Among the few diaries available from inside early USSR none approaches Iurii V. Got'e's in sustained length of coverage & depth of vivid detail. Got'e was a member of the Moscow intellectual elite--a complex & unusually observant man, who was a Moscow University professor & one of the most prominent historians of Russia at the time the revolution began. Beginning his 1st entry with the words Finis Russiae, he describes his life in revolution-torn Moscow from 7/8/17 thru 7/23/22--nearly the entire period of the Russian Revolution & Civil War up to the advent of the New Economic Policy. This chronicle, published here for the 1st time, describes the hardships undergone by Got'e's family & friends & the gradual takeover of the academic & professional sectors by the new regime. Got'e was in his mid-40s when he wrote. At 1st he felt that Bolshevism meant doom for Russia, but eventually his ardent patriotism led him to accept the Bolsheviks' role in preserving the integrity of the state. The diary was discovered in 1982 in the Hoover Institution Archives, in the papers of Frank Golder, to whom Got'e himself had entrusted it in 1922. It's translated literally & unabridged, with annotations by Terence Emmons. The introduction by Professor Emmons places the diary clearly in the context of Got'e's life & scholarly career.
Princeton should get this back in print. The parallels with today (2022) as the modern-day Bolsheviks take over the United States is uncanny. There are lots of professional men such as Gote in the area where I live. Awesome to read similar sentiments in the U.S. today but that are from Moscow 100 years ago. People are people.
A fascinating personal account of the Russian revolution in diary format by a university professor. His intellect and observations paint a truly clear and disturbing picture of what it was like to live during the Russian revolution.
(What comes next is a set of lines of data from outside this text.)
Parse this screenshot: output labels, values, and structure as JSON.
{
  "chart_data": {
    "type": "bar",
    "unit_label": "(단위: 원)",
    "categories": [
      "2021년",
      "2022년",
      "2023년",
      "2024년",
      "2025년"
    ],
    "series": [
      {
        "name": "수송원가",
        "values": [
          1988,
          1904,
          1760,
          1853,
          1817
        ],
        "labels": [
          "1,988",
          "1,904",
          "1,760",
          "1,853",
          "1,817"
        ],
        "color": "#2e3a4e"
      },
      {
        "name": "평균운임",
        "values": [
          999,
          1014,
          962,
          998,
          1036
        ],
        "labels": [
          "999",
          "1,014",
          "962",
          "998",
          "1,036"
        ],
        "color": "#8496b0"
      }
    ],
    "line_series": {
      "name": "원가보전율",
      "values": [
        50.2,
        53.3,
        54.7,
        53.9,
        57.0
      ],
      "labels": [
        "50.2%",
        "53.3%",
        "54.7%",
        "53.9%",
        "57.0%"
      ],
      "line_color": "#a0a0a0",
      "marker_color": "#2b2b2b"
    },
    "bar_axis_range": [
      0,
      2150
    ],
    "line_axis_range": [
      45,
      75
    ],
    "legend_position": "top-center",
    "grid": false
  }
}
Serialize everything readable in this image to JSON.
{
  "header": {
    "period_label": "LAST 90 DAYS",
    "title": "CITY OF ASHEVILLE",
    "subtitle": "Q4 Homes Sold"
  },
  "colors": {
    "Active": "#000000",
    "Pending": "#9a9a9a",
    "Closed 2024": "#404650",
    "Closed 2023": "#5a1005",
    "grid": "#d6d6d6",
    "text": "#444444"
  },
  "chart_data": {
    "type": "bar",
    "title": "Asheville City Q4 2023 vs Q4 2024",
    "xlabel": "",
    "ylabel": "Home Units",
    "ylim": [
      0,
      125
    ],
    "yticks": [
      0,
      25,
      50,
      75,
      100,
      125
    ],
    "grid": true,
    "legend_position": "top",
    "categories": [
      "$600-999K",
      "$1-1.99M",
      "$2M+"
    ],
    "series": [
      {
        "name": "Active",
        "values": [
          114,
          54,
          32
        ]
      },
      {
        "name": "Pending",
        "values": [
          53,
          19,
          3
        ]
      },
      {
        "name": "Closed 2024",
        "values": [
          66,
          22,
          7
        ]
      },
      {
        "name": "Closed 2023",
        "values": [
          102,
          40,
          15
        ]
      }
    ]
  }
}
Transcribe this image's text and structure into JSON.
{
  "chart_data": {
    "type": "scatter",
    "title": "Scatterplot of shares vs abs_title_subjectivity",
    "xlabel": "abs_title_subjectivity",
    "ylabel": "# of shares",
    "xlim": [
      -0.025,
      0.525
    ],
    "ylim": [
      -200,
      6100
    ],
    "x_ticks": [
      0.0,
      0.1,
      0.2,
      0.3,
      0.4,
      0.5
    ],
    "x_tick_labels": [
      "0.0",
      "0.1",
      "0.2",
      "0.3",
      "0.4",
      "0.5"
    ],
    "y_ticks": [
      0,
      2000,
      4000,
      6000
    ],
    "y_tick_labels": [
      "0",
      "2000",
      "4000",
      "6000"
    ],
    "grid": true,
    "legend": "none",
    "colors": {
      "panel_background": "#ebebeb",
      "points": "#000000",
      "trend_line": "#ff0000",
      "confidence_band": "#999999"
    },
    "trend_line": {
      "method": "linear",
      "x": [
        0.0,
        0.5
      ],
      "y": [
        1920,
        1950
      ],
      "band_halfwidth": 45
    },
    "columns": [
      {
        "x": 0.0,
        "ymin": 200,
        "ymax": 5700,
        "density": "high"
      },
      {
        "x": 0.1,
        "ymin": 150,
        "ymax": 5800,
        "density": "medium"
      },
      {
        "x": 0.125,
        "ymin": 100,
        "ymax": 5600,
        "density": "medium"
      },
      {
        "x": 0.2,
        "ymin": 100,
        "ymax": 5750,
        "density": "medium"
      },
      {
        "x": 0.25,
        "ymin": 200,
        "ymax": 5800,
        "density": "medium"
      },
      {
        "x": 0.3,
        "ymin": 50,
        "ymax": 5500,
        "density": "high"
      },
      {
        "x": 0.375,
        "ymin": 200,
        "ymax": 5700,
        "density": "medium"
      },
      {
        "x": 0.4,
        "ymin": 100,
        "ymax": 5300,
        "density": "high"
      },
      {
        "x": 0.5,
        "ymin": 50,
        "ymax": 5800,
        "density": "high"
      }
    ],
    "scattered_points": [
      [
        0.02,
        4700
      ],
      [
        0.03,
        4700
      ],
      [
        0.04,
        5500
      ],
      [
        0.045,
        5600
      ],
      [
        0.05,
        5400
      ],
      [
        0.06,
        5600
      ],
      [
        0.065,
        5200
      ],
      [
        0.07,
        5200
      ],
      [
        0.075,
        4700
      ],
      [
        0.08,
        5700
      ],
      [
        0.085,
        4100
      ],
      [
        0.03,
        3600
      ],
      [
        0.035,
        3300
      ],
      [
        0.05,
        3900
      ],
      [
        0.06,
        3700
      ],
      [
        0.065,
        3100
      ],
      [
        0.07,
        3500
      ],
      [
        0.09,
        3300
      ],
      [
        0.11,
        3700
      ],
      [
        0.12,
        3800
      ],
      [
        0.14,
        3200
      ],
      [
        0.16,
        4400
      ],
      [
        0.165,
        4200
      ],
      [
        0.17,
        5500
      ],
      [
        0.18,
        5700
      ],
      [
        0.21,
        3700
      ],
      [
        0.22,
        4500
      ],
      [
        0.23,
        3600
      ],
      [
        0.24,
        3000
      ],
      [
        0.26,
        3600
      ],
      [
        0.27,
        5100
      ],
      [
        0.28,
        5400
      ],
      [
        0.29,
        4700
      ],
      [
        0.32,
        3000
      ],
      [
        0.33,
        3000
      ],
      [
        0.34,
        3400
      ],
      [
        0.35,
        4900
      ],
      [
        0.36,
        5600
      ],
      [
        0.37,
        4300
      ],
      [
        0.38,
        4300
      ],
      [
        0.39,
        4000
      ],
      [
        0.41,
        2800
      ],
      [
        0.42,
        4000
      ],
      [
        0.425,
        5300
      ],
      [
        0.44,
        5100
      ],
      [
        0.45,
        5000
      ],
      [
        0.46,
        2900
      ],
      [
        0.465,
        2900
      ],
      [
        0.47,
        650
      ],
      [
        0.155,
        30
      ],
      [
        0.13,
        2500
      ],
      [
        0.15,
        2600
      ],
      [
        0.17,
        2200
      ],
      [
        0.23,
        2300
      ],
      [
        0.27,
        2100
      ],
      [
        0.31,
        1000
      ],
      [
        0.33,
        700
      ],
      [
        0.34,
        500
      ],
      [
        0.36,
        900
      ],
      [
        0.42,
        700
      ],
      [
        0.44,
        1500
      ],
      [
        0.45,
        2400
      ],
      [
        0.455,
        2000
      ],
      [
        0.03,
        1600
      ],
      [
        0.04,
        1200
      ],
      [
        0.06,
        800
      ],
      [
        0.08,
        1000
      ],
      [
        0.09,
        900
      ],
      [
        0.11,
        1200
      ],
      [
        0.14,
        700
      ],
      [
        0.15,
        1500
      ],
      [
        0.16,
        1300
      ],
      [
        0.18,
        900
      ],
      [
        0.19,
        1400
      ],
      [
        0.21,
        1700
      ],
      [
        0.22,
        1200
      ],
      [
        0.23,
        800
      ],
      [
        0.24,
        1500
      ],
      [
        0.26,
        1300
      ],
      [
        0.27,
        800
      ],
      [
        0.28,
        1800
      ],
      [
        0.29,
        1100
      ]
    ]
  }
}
Covering from July 1917 to July 1922 (with an abrupt ending that is not an ending at all) one gets to see the idiocy and inhumanity of this time as seen by someone who loses almost everything. The introduction by Terence Emmons who also translated it puts the book into context. Nice short, annotated footnotes occupy the bottom of most pages and give the reader additional information to pursue. I gave it four stars, but only because I am trying to make five-star ratings rare and exceptional. This is however an exceptional book and worth a read for anyone with an interest in Russian history or the Bolshevik revolution. Note some of his characterizations of the revolution and its people, including leaders, are raw and pejorative in a racial sense.